Tujuan dari pengaturan prasarana drainase yaitu untuk melindungi dari kerusakan
lingkungan. Dengan adanya pengaturan ini, saat menentukan area untuk
dibangun perumahan dapat mempertimbangan jalur drainase agar nantinya tidak
merusak lingkungan sekitar. Pembangunan sanitasi merupakan upaya
peningkatan kualitas dan perluasan pelayanan persampahan rumah tangga, air
limbah domestik, dan pengelolaan drainase lingkungan secara terpadu dan
berkelanjutan melalui peningkatan perencanaan, kelembagaan, pelaksanaan, dan
pengawasan yang baik. Dalam perwujudan tujuan tersebut maka pemerintah bisa

membuat lembaga di bawah dan bertanggung jawab kepada menteri sumber daya
air. Pemerintah juga mengembangkan dan menerapkan teknologi di bidang air
minum dan sanitasi yang efektif dan efisien untuk mempercepat penyediaan air
minum dan sanitasi. Pengembangan ini bertujuan untuk meningkatkan:

1. Pengelolaan sanitasi yang ramah lingkungan,
2. Akses yang lebih luas bagi masyarakat,
3. Kontinuitas layanan, dan
4. Perlindungan dan pelestarian sumber air.
Dalam rangka mengembangkan dan mempercepat pemenuhan sanitasi,
pemerintah menyusun kebijakan dan strategi nasional pengembangan sistem air
minum dan sanitasi.
Untuk praktiknya dalam pembuatan rumah atau gedung, kebutuhan sanitasi
merupakan syarat wajib yang harus dipenuhi. Saat memulai konstruksi juga perlu
dipertimbangankan peletakan infrastruktur sanitasi dan dipasang secara baik agar
perawatannya lebih mudah dan dan tidak berbahaya dan merusak lingkungan
sekitar.

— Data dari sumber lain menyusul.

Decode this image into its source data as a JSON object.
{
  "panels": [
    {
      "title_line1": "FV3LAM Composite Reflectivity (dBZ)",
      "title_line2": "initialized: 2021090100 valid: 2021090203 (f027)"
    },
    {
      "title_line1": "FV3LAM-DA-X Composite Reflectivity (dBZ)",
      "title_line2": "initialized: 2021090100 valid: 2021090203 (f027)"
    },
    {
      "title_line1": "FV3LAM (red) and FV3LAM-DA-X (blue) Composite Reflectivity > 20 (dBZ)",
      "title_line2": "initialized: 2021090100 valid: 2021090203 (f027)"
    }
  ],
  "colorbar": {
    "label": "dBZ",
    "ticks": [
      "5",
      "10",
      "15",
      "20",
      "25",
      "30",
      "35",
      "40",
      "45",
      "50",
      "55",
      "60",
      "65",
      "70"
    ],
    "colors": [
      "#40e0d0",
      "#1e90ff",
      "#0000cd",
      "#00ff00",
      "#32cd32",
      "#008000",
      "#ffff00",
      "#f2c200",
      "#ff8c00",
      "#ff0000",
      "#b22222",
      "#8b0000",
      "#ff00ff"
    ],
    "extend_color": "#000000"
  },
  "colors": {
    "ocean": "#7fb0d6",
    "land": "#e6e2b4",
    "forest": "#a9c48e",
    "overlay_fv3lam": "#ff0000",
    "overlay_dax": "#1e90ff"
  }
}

Saat membuat infrastruktur sanitasi sendiri harus menganut prinsip:
1. Non diskriminatif,
2. Terjangkau,
3. Perlindungan lingkungan,

4. Berkelanjutan,
5. Partisipasi masyarakat,
6. Keterpaduan,
Pembangunan dan penyediaan infrastruktur sanitasi harus memenuhi standar
teknis. Selain harus memenuhi standar teknis, kualitas hasil olahan infrastruktur
sanitasi harus memenuhi standar baku mutu lingkungan. Standar teknis dan
standar baku mutu lingkungan ditetapkan oleh menteri atau pimpinan lembaga
pemerintah non kementerian terkait.
Mengelola Kualitas Air dan Mengendalikan Pencemaran Air
Sanitasi tentu erat berkaitan dengan air. Air inilah yang digunakan untuk mandi,
cuci, dan kakus (MCK) manusia sehari-hari. Bila mutu air buruk, terutama karena
pencemaran air, keberlangsungan sistem sanitasi dari kegiatan MCK akan
terganggu sehingga mutu sanitasi akan memburuk dan berdampak pada
timbulnya penyakit yang telah disebutkan pada pendahuluan. Pemerintah
Republik Indonesia sendiri sudah mengeluarkan aturan mengenai bagaimana
kualitas air dikelola dan pencemaran air dikendalikan. Peraturan ini diikemas
dalam Peraturan Pemerintah nomor 82 tahun 2001. Di sini, pengelolaan kualitas
air dilakukan menjamin kualitas air yang diinginkan sesuai peruntukannya agar
tetap dalam kondisi alamiahnya (pasal 4 ayat 1). Sementara, pengendalian
pencemaran air dilakukan untuk menjamin kualitas air agar sesuai dengan baku

mutu air melalui upaya pencegahan dan penanggulangan pencemaran air serta
pemulihan kualitas air (pasal 4 ayat 2). Area pengelolaan kualitas air pun terfokus
pada sumber air yang terdapat di dalam hutan lindung, mata air yang terdapat di
luar hutan lindung, dan akuiefer di tanah dalam (pasal 4 ayat 3).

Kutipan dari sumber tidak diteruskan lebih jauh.